From the analysis of Fig. 4 it is evident that after lowering the threshold to 6 Mbp, a connection appears between the two main groups. The key elements which are linked to both groups (corresponding to the maternal grandparents of the TU) are individual 83 (initially classified in the maternal GM group) which connects with individual 80 in the maternal GF group, individual 61 of the maternal GM group which connects with individual 42 in the maternal GF group, and individual 86 of the maternal GF group which connects with individual 13 of the maternal GM group.
Lowering the threshold also increased the number of individuals associated to the paternal grandfather of the TU, which at this level formed a group of five persons (118, 46, 21, 6 and 64) connected by the same sub-graph, and recovered a new group of five individuals (96, 112, 65, 100 and 68) that can be associated to the TU paternal grandmother’s lineage on the basis of independent genealogical information existing for individual 96.
The main information that can be derived by the comparison of the Graphs obtained using different thresholds on the edge weight is a classification of the individuals according to the different ancestral lineages, with increasing ‘levels of confidence’. In that respect, Fig. S8 would give a minimum level of information, providing classification at the confidence level of the minimum match in the C(i, j) matrix, which in our case is 2 Mbp, subsequently refined at higher thresholds of genomic sharing in Figs. 3, S9 and 4.
The most important results of this paper are shown in Table 2, where the classification of the DNA-relatives of the TU is reported according to his maternal and paternal ancestral lineages, with the corresponding confidence level, or ‘strength’, in brackets. The individuals connecting the groups corresponding to the two maternal grandparents are assigned to both the groups and marked in gray.
The Graph Theory method here proposed is capable of reliably classifying 62 individuals at strength 6 (Mbp) over a total of 110 DNA-relatives of the TU (56%). Six other unclassified groups with more than two members can also be determined. Some of them could be connected to the main groups if additional information from new DNA relatives of the TU will become available in the future.
We further validate our approach on an additional genomic matrix (TU2), without (Fig. S10) and with the 6 Mbp threshold (Fig. S11). The Graph obtained without the threshold (Fig. S10) notably includes link with the “Mendel family”, a real genealogy made freely available by 23andMe after assigning it a mock family name. Given the lack of known relationship between TU2 and the Mendel family we take the existing link as further support for the need of a 6 Mbp threshold when interpreting the genetic results. The application of such a threshold (Fig. S11) indeed yields a cleaner Graph, with marked separations between the putative paternal and maternal TU2 family branches.
The statistical method presented in this work can be usefully exploited for extracting genealogical information from genetic/genomic data. The input data are usually ‘fuzzy’ and, therefore, the methods used for their analysis should be robust enough for providing useful information.
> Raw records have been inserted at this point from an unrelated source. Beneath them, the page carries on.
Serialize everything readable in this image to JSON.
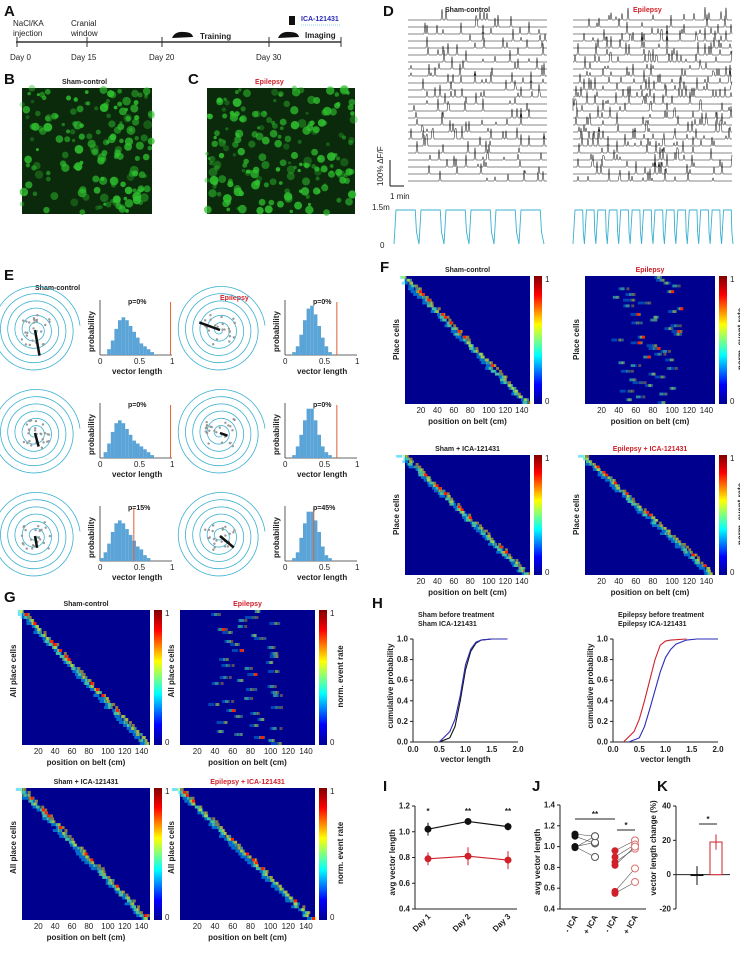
{
  "panels": {
    "A": "A",
    "B": "B",
    "C": "C",
    "D": "D",
    "E": "E",
    "F": "F",
    "G": "G",
    "H": "H",
    "I": "I",
    "J": "J",
    "K": "K"
  },
  "timeline": {
    "events": [
      {
        "l1": "NaCl/KA",
        "l2": "injection",
        "day": "Day 0"
      },
      {
        "l1": "Cranial",
        "l2": "window",
        "day": "Day 15"
      },
      {
        "l1": "",
        "l2": "",
        "day": "Day 20"
      },
      {
        "l1": "",
        "l2": "",
        "day": "Day 30"
      }
    ],
    "training": "Training",
    "drug": "ICA-121431",
    "imaging": "Imaging"
  },
  "groups": {
    "sham": "Sham-control",
    "epi": "Epilepsy",
    "sham_ica": "Sham + ICA-121431",
    "epi_ica": "Epilepsy + ICA-121431"
  },
  "D": {
    "scale_y": "100% ΔF/F",
    "scale_x": "1 min",
    "vel_top": "1.5m",
    "vel_bottom": "0"
  },
  "E": {
    "p_labels": [
      "p=0%",
      "p=0%",
      "p=0%",
      "p=0%",
      "p=15%",
      "p=45%"
    ],
    "ylabel": "probability",
    "xlabel": "vector length",
    "ticks": [
      "0",
      "0.5",
      "1"
    ]
  },
  "F": {
    "ylabel": "Place cells",
    "xlabel": "position on belt (cm)",
    "cbar_label": "norm. event rate",
    "cbar_max": "1",
    "cbar_min": "0",
    "xticks": [
      "20",
      "40",
      "60",
      "80",
      "100",
      "120",
      "140"
    ]
  },
  "G": {
    "ylabel": "All place cells"
  },
  "colors": {
    "red": "#d0202a",
    "blue": "#2b2bb8",
    "cyan": "#3ab0d0",
    "green": "#2fc22f",
    "hist": "#5aa4d8"
  },
  "chart_data": [
    {
      "id": "H-left",
      "type": "line",
      "legend": [
        "Sham before treatment",
        "Sham ICA-121431"
      ],
      "xlabel": "vector length",
      "ylabel": "cumulative probability",
      "xlim": [
        0,
        2
      ],
      "ylim": [
        0,
        1
      ],
      "xticks": [
        "0.0",
        "0.5",
        "1.0",
        "1.5",
        "2.0"
      ],
      "yticks": [
        "0.0",
        "0.2",
        "0.4",
        "0.6",
        "0.8",
        "1.0"
      ],
      "series": [
        {
          "name": "Sham before treatment",
          "color": "#111111",
          "x": [
            0.5,
            0.6,
            0.7,
            0.8,
            0.9,
            1.0,
            1.1,
            1.2,
            1.3,
            1.5,
            1.8
          ],
          "y": [
            0,
            0.02,
            0.04,
            0.15,
            0.4,
            0.7,
            0.88,
            0.96,
            0.99,
            1,
            1
          ]
        },
        {
          "name": "Sham ICA-121431",
          "color": "#2b2bb8",
          "x": [
            0.5,
            0.6,
            0.7,
            0.8,
            0.9,
            1.0,
            1.1,
            1.2,
            1.3,
            1.5,
            1.8
          ],
          "y": [
            0,
            0.05,
            0.1,
            0.22,
            0.45,
            0.75,
            0.9,
            0.97,
            0.99,
            1,
            1
          ]
        }
      ]
    },
    {
      "id": "H-right",
      "type": "line",
      "legend": [
        "Epilepsy before treatment",
        "Epilepsy ICA-121431"
      ],
      "xlabel": "vector length",
      "ylabel": "cumulative probability",
      "xlim": [
        0,
        2
      ],
      "ylim": [
        0,
        1
      ],
      "xticks": [
        "0.0",
        "0.5",
        "1.0",
        "1.5",
        "2.0"
      ],
      "yticks": [
        "0.0",
        "0.2",
        "0.4",
        "0.6",
        "0.8",
        "1.0"
      ],
      "series": [
        {
          "name": "Epilepsy before treatment",
          "color": "#d0202a",
          "x": [
            0.2,
            0.4,
            0.5,
            0.6,
            0.7,
            0.8,
            0.9,
            1.0,
            1.1,
            1.4
          ],
          "y": [
            0,
            0.1,
            0.22,
            0.4,
            0.6,
            0.8,
            0.94,
            0.98,
            0.99,
            1
          ],
          "_": ""
        },
        {
          "name": "Epilepsy ICA-121431",
          "color": "#2b2bb8",
          "x": [
            0.3,
            0.5,
            0.6,
            0.7,
            0.8,
            0.9,
            1.0,
            1.1,
            1.2,
            1.4,
            1.6,
            2.0
          ],
          "y": [
            0,
            0.04,
            0.15,
            0.32,
            0.5,
            0.68,
            0.82,
            0.9,
            0.95,
            0.99,
            1,
            1
          ]
        }
      ]
    },
    {
      "id": "I",
      "type": "line",
      "ylabel": "avg vector length",
      "ylim": [
        0.4,
        1.2
      ],
      "yticks": [
        "0.4",
        "0.6",
        "0.8",
        "1.0",
        "1.2"
      ],
      "categories": [
        "Day 1",
        "Day 2",
        "Day 3"
      ],
      "significance": [
        "*",
        "**",
        "**"
      ],
      "series": [
        {
          "name": "Sham",
          "color": "#111111",
          "values": [
            1.02,
            1.08,
            1.04
          ],
          "err": [
            0.05,
            0.02,
            0.03
          ]
        },
        {
          "name": "Epilepsy",
          "color": "#d0202a",
          "values": [
            0.79,
            0.81,
            0.78
          ],
          "err": [
            0.05,
            0.07,
            0.07
          ]
        }
      ]
    },
    {
      "id": "J",
      "type": "scatter",
      "ylabel": "avg vector length",
      "ylim": [
        0.4,
        1.4
      ],
      "yticks": [
        "0.4",
        "0.6",
        "0.8",
        "1.0",
        "1.2",
        "1.4"
      ],
      "categories": [
        "- ICA",
        "+ ICA",
        "- ICA",
        "+ ICA"
      ],
      "significance": [
        "**",
        "*"
      ],
      "pairs": [
        {
          "group": "Sham",
          "before": [
            1.12,
            1.1,
            1.0,
            1.0,
            0.99
          ],
          "after": [
            1.1,
            1.03,
            1.04,
            0.9,
            1.1
          ]
        },
        {
          "group": "Epilepsy",
          "before": [
            0.96,
            0.9,
            0.85,
            0.82,
            0.57,
            0.55
          ],
          "after": [
            1.06,
            1.02,
            0.98,
            1.0,
            0.79,
            0.66
          ]
        }
      ]
    },
    {
      "id": "K",
      "type": "bar",
      "ylabel": "vector length change (%)",
      "ylim": [
        -20,
        40
      ],
      "yticks": [
        "-20",
        "0",
        "20",
        "40"
      ],
      "categories": [
        "Sham",
        "Epilepsy"
      ],
      "values": [
        -0.5,
        19
      ],
      "err": [
        5.5,
        4.5
      ],
      "significance": "*"
    }
  ]
}
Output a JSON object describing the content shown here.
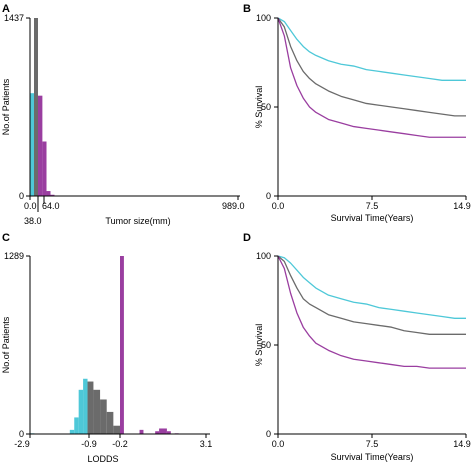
{
  "chart_data": [
    {
      "panel": "A",
      "type": "bar",
      "xlabel": "Tumor size(mm)",
      "ylabel": "No.of Patients",
      "x_tick_labels": [
        "0.0",
        "38.0",
        "64.0",
        "989.0"
      ],
      "y_tick_labels": [
        "0",
        "1437"
      ],
      "ylim": [
        0,
        1437
      ],
      "xlim": [
        0,
        989
      ],
      "bars": [
        {
          "x0": 0,
          "x1": 19,
          "value": 830,
          "group": "low"
        },
        {
          "x0": 19,
          "x1": 38,
          "value": 1437,
          "group": "mid"
        },
        {
          "x0": 38,
          "x1": 57,
          "value": 810,
          "group": "high"
        },
        {
          "x0": 57,
          "x1": 76,
          "value": 440,
          "group": "high"
        },
        {
          "x0": 76,
          "x1": 95,
          "value": 40,
          "group": "high"
        },
        {
          "x0": 95,
          "x1": 114,
          "value": 10,
          "group": "high"
        }
      ]
    },
    {
      "panel": "B",
      "type": "line",
      "xlabel": "Survival Time(Years)",
      "ylabel": "% Survival",
      "x_tick_labels": [
        "0.0",
        "7.5",
        "14.9"
      ],
      "y_tick_labels": [
        "0",
        "50",
        "100"
      ],
      "xlim": [
        0,
        14.9
      ],
      "ylim": [
        0,
        100
      ],
      "series": [
        {
          "group": "low",
          "x": [
            0,
            0.5,
            1,
            1.5,
            2,
            2.5,
            3,
            4,
            5,
            6,
            7,
            8,
            9,
            10,
            11,
            12,
            13,
            14,
            14.9
          ],
          "y": [
            100,
            98,
            93,
            88,
            84,
            81,
            79,
            76,
            74,
            73,
            71,
            70,
            69,
            68,
            67,
            66,
            65,
            65,
            65
          ]
        },
        {
          "group": "mid",
          "x": [
            0,
            0.5,
            1,
            1.5,
            2,
            2.5,
            3,
            4,
            5,
            6,
            7,
            8,
            9,
            10,
            11,
            12,
            13,
            14,
            14.9
          ],
          "y": [
            100,
            95,
            84,
            76,
            70,
            66,
            63,
            59,
            56,
            54,
            52,
            51,
            50,
            49,
            48,
            47,
            46,
            45,
            45
          ]
        },
        {
          "group": "high",
          "x": [
            0,
            0.5,
            1,
            1.5,
            2,
            2.5,
            3,
            4,
            5,
            6,
            7,
            8,
            9,
            10,
            11,
            12,
            13,
            14,
            14.9
          ],
          "y": [
            100,
            90,
            72,
            62,
            55,
            50,
            47,
            43,
            41,
            39,
            38,
            37,
            36,
            35,
            34,
            33,
            33,
            33,
            33
          ]
        }
      ]
    },
    {
      "panel": "C",
      "type": "bar",
      "xlabel": "LODDS",
      "ylabel": "No.of Patients",
      "x_tick_labels": [
        "-2.9",
        "-0.9",
        "-0.2",
        "3.1"
      ],
      "y_tick_labels": [
        "0",
        "1289"
      ],
      "xlim": [
        -2.9,
        3.1
      ],
      "ylim": [
        0,
        1289
      ],
      "bars": [
        {
          "x0": -2.9,
          "x1": -2.75,
          "value": 5,
          "group": "low"
        },
        {
          "x0": -1.55,
          "x1": -1.4,
          "value": 30,
          "group": "low"
        },
        {
          "x0": -1.4,
          "x1": -1.25,
          "value": 120,
          "group": "low"
        },
        {
          "x0": -1.25,
          "x1": -1.1,
          "value": 320,
          "group": "low"
        },
        {
          "x0": -1.1,
          "x1": -0.95,
          "value": 400,
          "group": "low"
        },
        {
          "x0": -0.95,
          "x1": -0.8,
          "value": 380,
          "group": "mid"
        },
        {
          "x0": -0.8,
          "x1": -0.65,
          "value": 320,
          "group": "mid"
        },
        {
          "x0": -0.65,
          "x1": -0.5,
          "value": 250,
          "group": "mid"
        },
        {
          "x0": -0.5,
          "x1": -0.35,
          "value": 160,
          "group": "mid"
        },
        {
          "x0": -0.35,
          "x1": -0.2,
          "value": 60,
          "group": "mid"
        },
        {
          "x0": -0.2,
          "x1": -0.05,
          "value": 1289,
          "group": "high"
        },
        {
          "x0": 0.55,
          "x1": 0.7,
          "value": 30,
          "group": "high"
        },
        {
          "x0": 1.15,
          "x1": 1.3,
          "value": 20,
          "group": "high"
        },
        {
          "x0": 1.3,
          "x1": 1.45,
          "value": 40,
          "group": "high"
        },
        {
          "x0": 1.45,
          "x1": 1.6,
          "value": 40,
          "group": "high"
        },
        {
          "x0": 1.6,
          "x1": 1.75,
          "value": 20,
          "group": "high"
        },
        {
          "x0": 1.9,
          "x1": 2.05,
          "value": 5,
          "group": "high"
        }
      ]
    },
    {
      "panel": "D",
      "type": "line",
      "xlabel": "Survival Time(Years)",
      "ylabel": "% Survival",
      "x_tick_labels": [
        "0.0",
        "7.5",
        "14.9"
      ],
      "y_tick_labels": [
        "0",
        "50",
        "100"
      ],
      "xlim": [
        0,
        14.9
      ],
      "ylim": [
        0,
        100
      ],
      "series": [
        {
          "group": "low",
          "x": [
            0,
            0.5,
            1,
            1.5,
            2,
            2.5,
            3,
            4,
            5,
            6,
            7,
            8,
            9,
            10,
            11,
            12,
            13,
            14,
            14.9
          ],
          "y": [
            100,
            99,
            96,
            92,
            88,
            85,
            82,
            78,
            76,
            74,
            73,
            71,
            70,
            69,
            68,
            67,
            66,
            65,
            65
          ]
        },
        {
          "group": "mid",
          "x": [
            0,
            0.5,
            1,
            1.5,
            2,
            2.5,
            3,
            4,
            5,
            6,
            7,
            8,
            9,
            10,
            11,
            12,
            13,
            14,
            14.9
          ],
          "y": [
            100,
            97,
            89,
            82,
            76,
            73,
            71,
            67,
            65,
            63,
            62,
            61,
            60,
            58,
            57,
            56,
            56,
            56,
            56
          ]
        },
        {
          "group": "high",
          "x": [
            0,
            0.5,
            1,
            1.5,
            2,
            2.5,
            3,
            4,
            5,
            6,
            7,
            8,
            9,
            10,
            11,
            12,
            13,
            14,
            14.9
          ],
          "y": [
            100,
            93,
            79,
            68,
            60,
            55,
            51,
            47,
            44,
            42,
            41,
            40,
            39,
            38,
            38,
            37,
            37,
            37,
            37
          ]
        }
      ]
    }
  ],
  "colors": {
    "low": "#4ec8d8",
    "mid": "#6b6b6b",
    "high": "#9a3ea0",
    "axis": "#000000"
  }
}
The approach proposed, based on the Graph representation of the adjacency matrix built from the mutual matches between the DNA-relatives of the test user, after the setting of a 6 Mbp threshold fulfils this requirement. The method, for which the code is provided at the bottom of this paper, could be easily implementable by the genetic service providers for an easy visualization of the DNA-links existing between the customer and the other users of the service, at different levels of confidence.